Today marks the 35th anniversary of the passing away of Dr. San Baw, my late father, in Mandalay on Dec. 7, 1984.
Dr. San Baw pioneered the use of ivory hip prostheses to replace fractured thighbones in January 1960, when he inserted an ivory hip prosthesis in an 83-year-old Burmese Buddhist nun, Daw Pun Nya. From 1960 until his retirement in 1980, Dr. San Baw used ivory hip prostheses to replace the fractured thighbones of about 400 patients whose ages ranged from 13 or 14 to 87.
Some of the recipients gave prior consent to Dr. San Baw and his assistant Dr. Sein Lwin (now based in Fort Lauderdale, Florida) to conduct postmortem operations on them to confirm the process of “biological bonding” or “creeping substitution” between bone and ivory. As of 1969, Dr. San Baw’s patients showed an 87 percent success rate. Patients with ivory hip prostheses were able not only to walk, squat and cycle, but also—for some younger patients—to play football.
At least three patients inserted with ivory hip prostheses are (as of end of November 2019) still alive. The youngest patients inserted with ivory prostheses—Daw Than Htay, now 64, and Daw Amar Tin, now 67, from separate villages near Mandalay—were about 13 and 15 respectively when they had prostheses inserted in their left hips. Both women recall that their operations took place no later than 1970, and 50 years later they can still walk without assistance. During the period that Dr. San Baw was working with ivory prostheses in Myanmar in the 1960s and 1970s, there was no killing of elephants; the ivory used was taken from elephants that had died naturally.
Another beneficiary of my late father’s work who is still living is Daw Than Than (born Sept. 23, 1923) of Mandalay. Around 1994 or 1995, when Daw Than Than was in her early 70s, Prof. U Meik, a former student and junior colleague of Dr. San Baw, replaced her left hip with an ivory prosthesis.
Daw Than Than dislocated her right hip again after a fall in October 2014 and Prof. Dr Sein Hla Oo inserted a metal prosthesis. As of October 2018, Daw Than Than had the distinction of being the only person in the world over the age of 90 with an ivory prosthesis in her left hip and a metal prosthesis in her right hip.
Since the late 1990s, the worldwide ban on the trade of ivory products has mandated that ivory can no longer be used for hip replacements.
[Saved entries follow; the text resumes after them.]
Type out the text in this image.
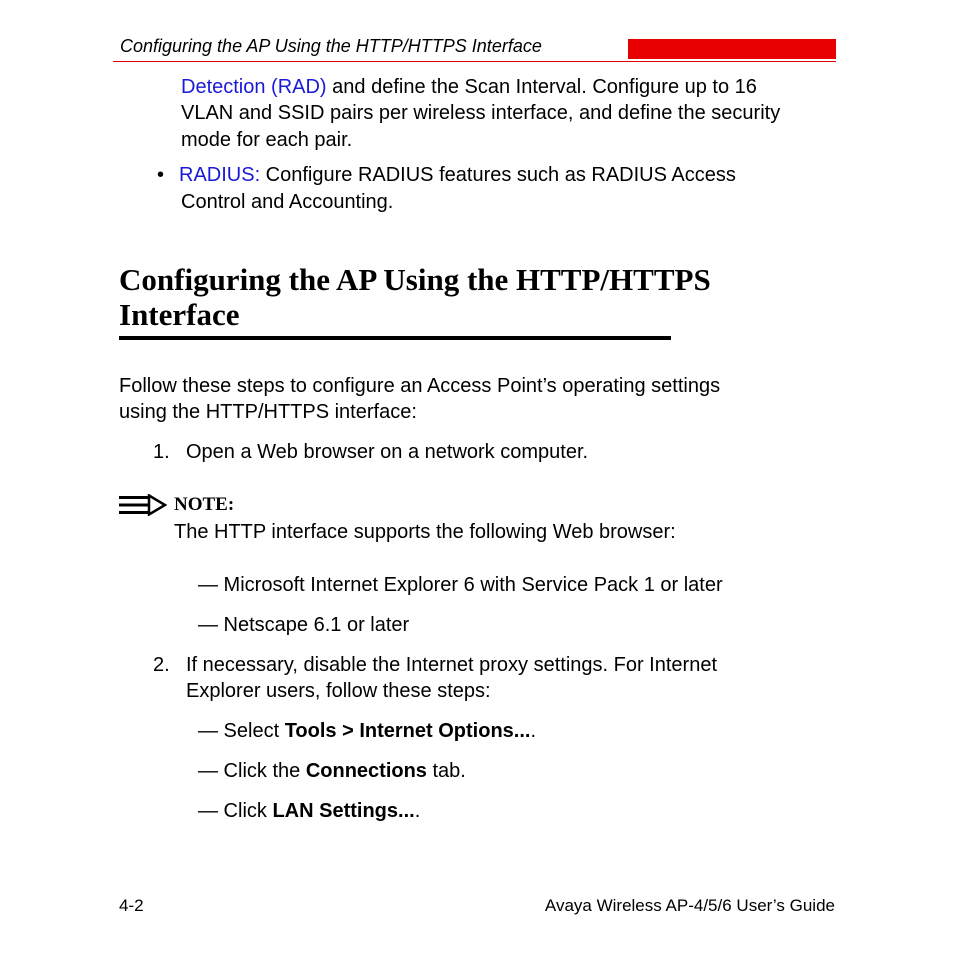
Configuring the AP Using the HTTP/HTTPS Interface
Detection (RAD) and define the Scan Interval. Configure up to 16
VLAN and SSID pairs per wireless interface, and define the security
mode for each pair.
• RADIUS: Configure RADIUS features such as RADIUS Access
Control and Accounting.
Configuring the AP Using the HTTP/HTTPS
Interface
Follow these steps to configure an Access Point’s operating settings
using the HTTP/HTTPS interface:
1. Open a Web browser on a network computer.
NOTE:
The HTTP interface supports the following Web browser:
— Microsoft Internet Explorer 6 with Service Pack 1 or later
— Netscape 6.1 or later
2. If necessary, disable the Internet proxy settings. For Internet
Explorer users, follow these steps:
— Select Tools > Internet Options....
— Click the Connections tab.
— Click LAN Settings....
4-2	Avaya Wireless AP-4/5/6 User’s Guide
Between 1960 and the early 1980s, Dr. San Baw implanted ivory prostheses in about 400 people in Myanmar, but it appears he never performed the surgery on a foreigner. However, the late Dr. Subramaniam, professor of orthopedic surgery at the University of Malaya Hospital in Kuala Lumpur, Malaysia, informed me that in January and February of 1976, when Dr. San Baw was visiting Malaysia, he did treat at least one Malaysian child suffering from infantile pseudarthrosis of the tibia (a so-called “extra shin bone” in children) using his own technique—yet another San Baw innovation.
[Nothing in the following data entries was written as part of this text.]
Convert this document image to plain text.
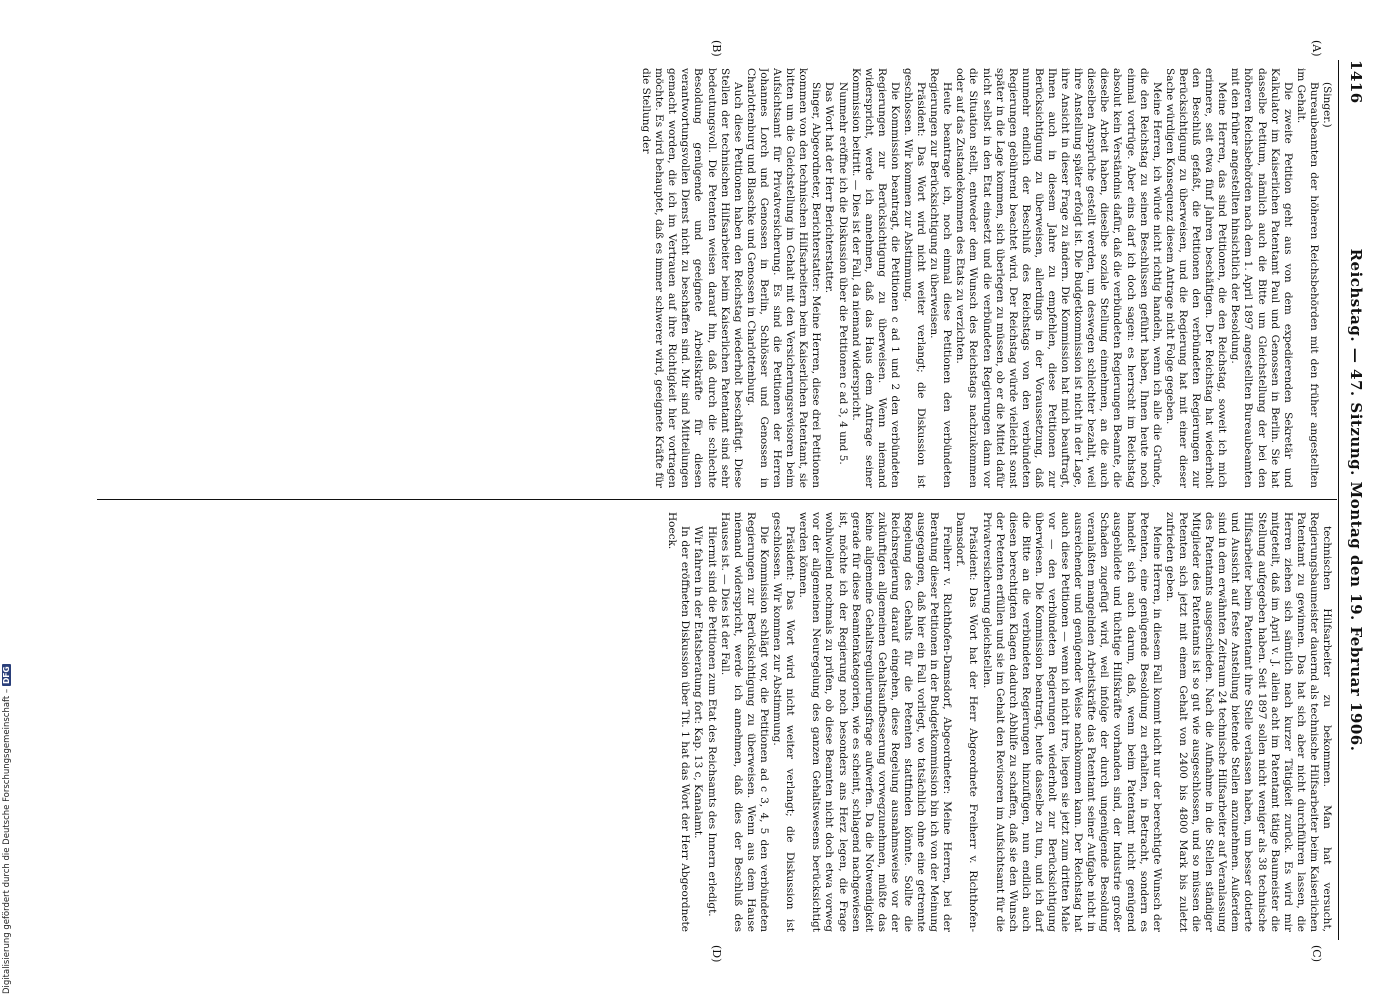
1416
Reichstag. — 47. Sitzung. Montag den 19. Februar 1906.
(A)
(B)
(C)
(D)

(Singer.)

Bureaubeamten der höheren Reichsbehörden mit den früher angestellten im Gehalt.

Die zweite Petition geht aus von dem expedierenden Sekretär und Kalkulator im Kaiserlichen Patentamt Paul und Genossen in Berlin. Sie hat dasselbe Petitum, nämlich auch die Bitte um Gleichstellung der bei den höheren Reichsbehörden nach dem 1. April 1897 angestellten Bureaubeamten mit den früher angestellten hinsichtlich der Besoldung.

Meine Herren, das sind Petitionen, die den Reichstag, soweit ich mich erinnere, seit etwa fünf Jahren beschäftigen. Der Reichstag hat wiederholt den Beschluß gefaßt, die Petitionen den verbündeten Regierungen zur Berücksichtigung zu überweisen, und die Regierung hat mit einer dieser Sache würdigen Konsequenz diesem Antrage nicht Folge gegeben.

Meine Herren, ich würde nicht richtig handeln, wenn ich alle die Gründe, die den Reichstag zu seinen Beschlüssen geführt haben, Ihnen heute noch einmal vortrüge. Aber eins darf ich doch sagen: es herrscht im Reichstag absolut kein Verständnis dafür, daß die verbündeten Regierungen Beamte, die dieselbe Arbeit haben, dieselbe soziale Stellung einnehmen, an die auch dieselben Ansprüche gestellt werden, um deswegen schlechter bezahlt, weil ihre Anstellung später erfolgt ist. Die Budgetkommission ist nicht in der Lage, ihre Ansicht in dieser Frage zu ändern. Die Kommission hat mich beauftragt, Ihnen auch in diesem Jahre zu empfehlen, diese Petitionen zur Berücksichtigung zu überweisen, allerdings in der Voraussetzung, daß nunmehr endlich der Beschluß des Reichstags von den verbündeten Regierungen gebührend beachtet wird. Der Reichstag würde vielleicht sonst später in die Lage kommen, sich überlegen zu müssen, ob er die Mittel dafür nicht selbst in den Etat einsetzt und die verbündeten Regierungen dann vor die Situation stellt, entweder dem Wunsch des Reichstags nachzukommen oder auf das Zustandekommen des Etats zu verzichten.

Heute beantrage ich, noch einmal diese Petitionen den verbündeten Regierungen zur Berücksichtigung zu überweisen.

Präsident: Das Wort wird nicht weiter verlangt; die Diskussion ist geschlossen. Wir kommen zur Abstimmung.

Die Kommission beantragt, die Petitionen c ad 1 und 2 den verbündeten Regierungen zur Berücksichtigung zu überweisen. Wenn niemand widerspricht, werde ich annehmen, daß das Haus dem Antrage seiner Kommission beitritt. — Dies ist der Fall, da niemand widerspricht.

Nunmehr eröffne ich die Diskussion über die Petitionen c ad 3, 4 und 5.

Das Wort hat der Herr Berichterstatter.

Singer, Abgeordneter, Berichterstatter: Meine Herren, diese drei Petitionen kommen von den technischen Hilfsarbeitern beim Kaiserlichen Patentamt, sie bitten um die Gleichstellung im Gehalt mit den Versicherungsrevisoren beim Aufsichtsamt für Privatversicherung. Es sind die Petitionen der Herren Johannes Lorch und Genossen in Berlin, Schlösser und Genossen in Charlottenburg und Blaschke und Genossen in Charlottenburg.

Auch diese Petitionen haben den Reichstag wiederholt beschäftigt. Diese Stellen der technischen Hilfsarbeiter beim Kaiserlichen Patentamt sind sehr bedeutungsvoll. Die Petenten weisen darauf hin, daß durch die schlechte Besoldung genügende und geeignete Arbeitskräfte für diesen verantwortungsvollen Dienst nicht zu beschaffen sind. Mir sind Mitteilungen gemacht worden, die ich im Vertrauen auf ihre Richtigkeit hier vortragen möchte. Es wird behauptet, daß es immer schwerer wird, geeignete Kräfte für die Stellung der

technischen Hilfsarbeiter zu bekommen. Man hat versucht, Regierungsbaumeister dauernd als technische Hilfsarbeiter beim Kaiserlichen Patentamt zu gewinnen. Das hat sich aber nicht durchführen lassen, die Herren ziehen sich sämtlich nach kurzer Tätigkeit zurück. Es wird mir mitgeteilt, daß im April v. J. allein acht im Patentamt tätige Baumeister die Stellung aufgegeben haben. Seit 1897 sollen nicht weniger als 38 technische Hilfsarbeiter beim Patentamt ihre Stelle verlassen haben, um besser dotierte und Aussicht auf feste Anstellung bietende Stellen anzunehmen. Außerdem sind in dem erwähnten Zeitraum 24 technische Hilfsarbeiter auf Veranlassung des Patentamts ausgeschieden. Nach die Aufnahme in die Stellen ständiger Mitglieder des Patentamts ist so gut wie ausgeschlossen, und so müssen die Petenten sich jetzt mit einem Gehalt von 2400 bis 4800 Mark bis zuletzt zufrieden geben.

Meine Herren, in diesem Fall kommt nicht nur der berechtigte Wunsch der Petenten, eine genügende Besoldung zu erhalten, in Betracht, sondern es handelt sich auch darum, daß, wenn beim Patentamt nicht genügend ausgebildete und tüchtige Hilfskräfte vorhanden sind, der Industrie großer Schaden zugefügt wird, weil infolge der durch ungenügende Besoldung veranlaßten mangelnden Arbeitskräfte das Patentamt seiner Aufgabe nicht in ausreichender und genügender Weise nachkommen kann. Der Reichstag hat auch diese Petitionen — wenn ich nicht irre, liegen sie jetzt zum dritten Male vor — den verbündeten Regierungen wiederholt zur Berücksichtigung überwiesen. Die Kommission beantragt, heute dasselbe zu tun, und ich darf die Bitte an die verbündeten Regierungen hinzufügen, nun endlich auch diesen berechtigten Klagen dadurch Abhilfe zu schaffen, daß sie den Wunsch der Petenten erfüllen und sie im Gehalt den Revisoren im Aufsichtsamt für die Privatversicherung gleichstellen.

Präsident: Das Wort hat der Herr Abgeordnete Freiherr v. Richthofen-Damsdorf.

Freiherr v. Richthofen-Damsdorf, Abgeordneter: Meine Herren, bei der Beratung dieser Petitionen in der Budgetkommission bin ich von der Meinung ausgegangen, daß hier ein Fall vorliegt, wo tatsächlich ohne eine getrennte Regelung des Gehalts für die Petenten stattfinden könnte. Sollte die Reichsregierung darauf eingehen, diese Regelung ausnahmsweise vor der zukünftigen allgemeinen Gehaltsaufbesserung vorwegzunehmen, müßte das keine allgemeine Gehaltsregulierungsfrage aufwerfen. Da die Notwendigkeit gerade für diese Beamtenkategorien, wie es scheint, schlagend nachgewiesen ist, möchte ich der Regierung noch besonders ans Herz legen, die Frage wohlwollend nochmals zu prüfen, ob diese Beamten nicht doch etwa vorweg vor der allgemeinen Neuregelung des ganzen Gehaltswesens berücksichtigt werden können.

Präsident: Das Wort wird nicht weiter verlangt; die Diskussion ist geschlossen. Wir kommen zur Abstimmung.

Die Kommission schlägt vor, die Petitionen ad c 3, 4, 5 den verbündeten Regierungen zur Berücksichtigung zu überweisen. Wenn aus dem Hause niemand widerspricht, werde ich annehmen, daß dies der Beschluß des Hauses ist. — Dies ist der Fall.

Hiermit sind die Petitionen zum Etat des Reichsamts des Innern erledigt.

Wir fahren in der Etatsberatung fort: Kap. 13 c, Kanalamt.

In der eröffneten Diskussion über Tit. 1 hat das Wort der Herr Abgeordnete Hoeck.

Digitalisierung gefördert durch die Deutsche Forschungsgemeinschaft –DFG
In 2018 I established a fund in honor of my late father at his alma mater, the University of Pennsylvania Graduate School of Medicine.
Over 60 years after his graduation (in absentia) from the Graduate School of Medicine (GM) at the University of Pennsylvania in February 1958, the Inaugural San Baw, M.D. GM ’58 Honorary Lecture in Orthopedic Innovation was held on Nov. 29, 2018 at “U Penn”. Dr. Bartlomiej (Bartek) Szostakowski, an orthopedic surgeon from Poland, delivered the Inaugural Lecture, titled “Dr. San Baw—The Forgotten Innovator in Orthopedic Biologic Reconstruction”. I also give a presentation, “Dr. San Baw: A Son’s Tribute”.
In Myanmar, with the help of revived sponsorship and funding by Prof. Dr Myint Zan (professor of law) and the Myanmar Orthopedic Society, the Dr. San Baw Research Fund will continue to be used for various research activities, primarily—but not solely—related to orthopedic research and training. And I have been informed that, supported by my donation to the Department of Orthopedic Surgery at the Raymond and Ruth Perelman School of Medicine at the University of Pennsylvania, the San Baw Honorary Lecture will be held on an annual basis “in perpetuity”.
On the 35th anniversary of the passing of my late father, with this article I respectfully offer my tribute to him.
Dr. Myint Zan taught law and law-related subjects at universities in Malaysia, Australia, the South Pacific and the United States from 1989 to 2016.